特に最近ステラが注目されるようになってからは、需給のバランスが安定しないという状況も続いているので、仕組みとしてまだまだ改善の余地が残されているとも言えます。
Facebook認証で中国リスクを軽減
中国では人民元という通貨が使用されていますが、実はこの人民元は海外への流通が厳しく規制されています。
その影響もあり、海外との取引をする中国人の多くが仮想通貨を利用しての海外への送金を行っていたため、仮想通貨の取引の9割が中国人という時期もありました。
しかし、それにより人民元の海外流出を懸念した中国政府は仮想通貨を厳しく規制するようになりました。
この中国政府による規制で取引ができなくなった中国人が多数いることにより、仮想通貨の値動きが激しくなるという問題があり、中国に人気のある仮想通貨は、過去に大きな乱高下をしてきました。
しかし、ステラの認証にはFacebookが使用されています。
中国国内からはFacebookの閲覧ができなくなっているため、中国人によるステラ利用者は大幅に締め出されていると言えます。

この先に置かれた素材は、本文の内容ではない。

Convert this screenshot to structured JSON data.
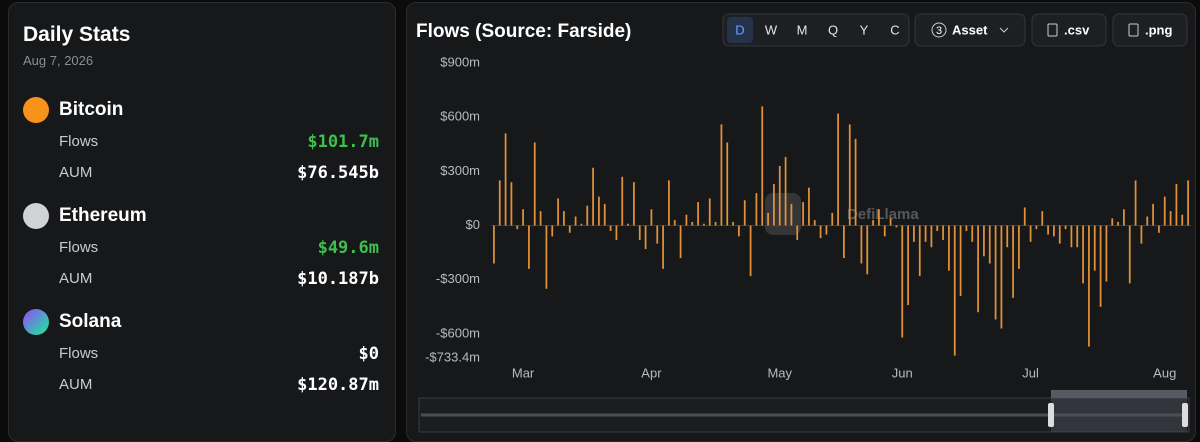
{
  "stats": {
    "title": "Daily Stats",
    "date": "Aug 7, 2026",
    "assets": [
      {
        "name": "Bitcoin",
        "flows_label": "Flows",
        "flows": "$101.7m",
        "aum_label": "AUM",
        "aum": "$76.545b"
      },
      {
        "name": "Ethereum",
        "flows_label": "Flows",
        "flows": "$49.6m",
        "aum_label": "AUM",
        "aum": "$10.187b"
      },
      {
        "name": "Solana",
        "flows_label": "Flows",
        "flows": "$0",
        "aum_label": "AUM",
        "aum": "$120.87m"
      }
    ]
  },
  "controls": {
    "periods": [
      "D",
      "W",
      "M",
      "Q",
      "Y",
      "C"
    ],
    "asset_count": 3,
    "asset": "Asset",
    "csv": ".csv",
    "png": ".png"
  },
  "watermark": "DefiLlama",
  "chart_data": {
    "type": "bar",
    "title": "Flows (Source: Farside)",
    "categories": [
      null,
      null,
      null,
      null,
      null,
      "Mar",
      null,
      null,
      null,
      null,
      null,
      null,
      null,
      null,
      null,
      null,
      null,
      null,
      null,
      null,
      null,
      null,
      null,
      null,
      null,
      null,
      null,
      "Apr",
      null,
      null,
      null,
      null,
      null,
      null,
      null,
      null,
      null,
      null,
      null,
      null,
      null,
      null,
      null,
      null,
      null,
      null,
      null,
      null,
      null,
      "May",
      null,
      null,
      null,
      null,
      null,
      null,
      null,
      null,
      null,
      null,
      null,
      null,
      null,
      null,
      null,
      null,
      null,
      null,
      null,
      null,
      "Jun",
      null,
      null,
      null,
      null,
      null,
      null,
      null,
      null,
      null,
      null,
      null,
      null,
      null,
      null,
      null,
      null,
      null,
      null,
      null,
      null,
      null,
      "Jul",
      null,
      null,
      null,
      null,
      null,
      null,
      null,
      null,
      null,
      null,
      null,
      null,
      null,
      null,
      null,
      null,
      null,
      null,
      null,
      null,
      null,
      null,
      "Aug",
      null,
      null,
      null,
      null
    ],
    "values": [
      -210,
      250,
      510,
      240,
      -20,
      90,
      -240,
      460,
      80,
      -350,
      -60,
      150,
      80,
      -40,
      50,
      10,
      110,
      320,
      160,
      120,
      -30,
      -80,
      270,
      10,
      240,
      -80,
      -130,
      90,
      -100,
      -240,
      250,
      30,
      -180,
      60,
      20,
      130,
      10,
      150,
      20,
      560,
      460,
      20,
      -60,
      140,
      -280,
      180,
      660,
      70,
      230,
      330,
      380,
      120,
      -80,
      130,
      210,
      30,
      -70,
      -50,
      70,
      620,
      -180,
      560,
      480,
      -210,
      -270,
      30,
      90,
      -60,
      40,
      -10,
      -620,
      -440,
      -90,
      -280,
      -90,
      -120,
      -30,
      -80,
      -250,
      -720,
      -390,
      -30,
      -90,
      -480,
      -170,
      -210,
      -520,
      -570,
      -120,
      -400,
      -240,
      100,
      -90,
      -20,
      80,
      -50,
      -60,
      -100,
      -20,
      -120,
      -120,
      -320,
      -670,
      -250,
      -450,
      -310,
      40,
      20,
      90,
      -320,
      250,
      -100,
      50,
      120,
      -40,
      160,
      80,
      230,
      60,
      250
    ],
    "color": "#e3913a",
    "ylim": [
      -733.4,
      900
    ],
    "yticks": [
      {
        "value": 900,
        "label": "$900m"
      },
      {
        "value": 600,
        "label": "$600m"
      },
      {
        "value": 300,
        "label": "$300m"
      },
      {
        "value": 0,
        "label": "$0"
      },
      {
        "value": -300,
        "label": "-$300m"
      },
      {
        "value": -600,
        "label": "-$600m"
      },
      {
        "value": -733.4,
        "label": "-$733.4m"
      }
    ],
    "grid": false
  }
}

その結果、中国による仮想通貨規制の影響からの激しい値動きもステラには考えにくいものとなっているのです。
リップルを改良した独自のプロトコル
ステラのプロトコルは、いわばリップルのプロトコルの改良版となっています。
リップルのプロトコルではブロックの承認者を限定し、その限定された承認者のうち80%以上の承認が得られなければコインが分裂してしまうという大きなリスクを抱えています。
しかし、個人向けであるステラではそのようなリスクがあってはいけないので、ステラでは80%の承認が得られなくてもいいという仕組みになっているため、コインの分裂という大きなリスクを伴いません。
この独自のプロトコルはSCP(Stellar Consensus Protocol)というもので、元のリップルと同じ仕組みが改良されて、承認システムの他にも、セキュリティやデータ負荷に対する耐性においてもリップルより優れていると言われています。
ステラの課題とリスク
個人向け決済通貨としての安定性の懸念
ステラはリップルとは違い、個人向けの決済通貨であることは理解できたかと思います。
個人向けの決済通貨であるということは、企業向けの決済通貨よりもより安定性が求められます。
通貨の価値を安定させるためにステラは様々な特徴を持っていますが、例えば前述の年1%ずつ発行されるという仕組みも、まだうまく機能しているとは言えないなど、決済通貨としての安定性にはまだ不安が残っています。
今後リップルに連動して高騰や下落することもまだまだ可能性として残されているので、決済通貨として安定性を求めるにはまだ完全とは言い切れません。
そういった点からもステラはまだ発展途上の仮想通貨であると言えます。
ステラのリスク
ステラも仮想通貨である以上は、今後ある程度の価格変動リスクがあることは忘れていはいけません。
中国人の締め出し等の対策はしているステラですが、仮想通貨としてはまだまだちょっとしたことで価格が大きく上限するので、慎重に考えていく必要があるでしょう。
まとめ
ここまでステラの詳細を紹介してきました。その内容を簡単にまとめると次のようになります。
分類 | 特徴 |
通貨コード | XLM |
公開日 | 2014年7月31日 |
開発者 | ジェド・マケーレブ |
発行上限 | なし(1,000億発行後、年1%ずつ追加発行) |
プロトコル | SCP(Stellar Consensus Protocol) |
また、主な特徴は次の通りです。
- 個人向けの決済システム
- 中国規制対策としての中国人の締め出し(Facebookによる認証)
- リップルとの連動した値動き
また、ステラはまだまだ発展途上の通貨であることも説明しました。
個人向け送金としての地位を気づけば、期待値は上がっていく可能性はありますが、発展途上ゆえのリスクも考慮して取引を始めることをおすすめします。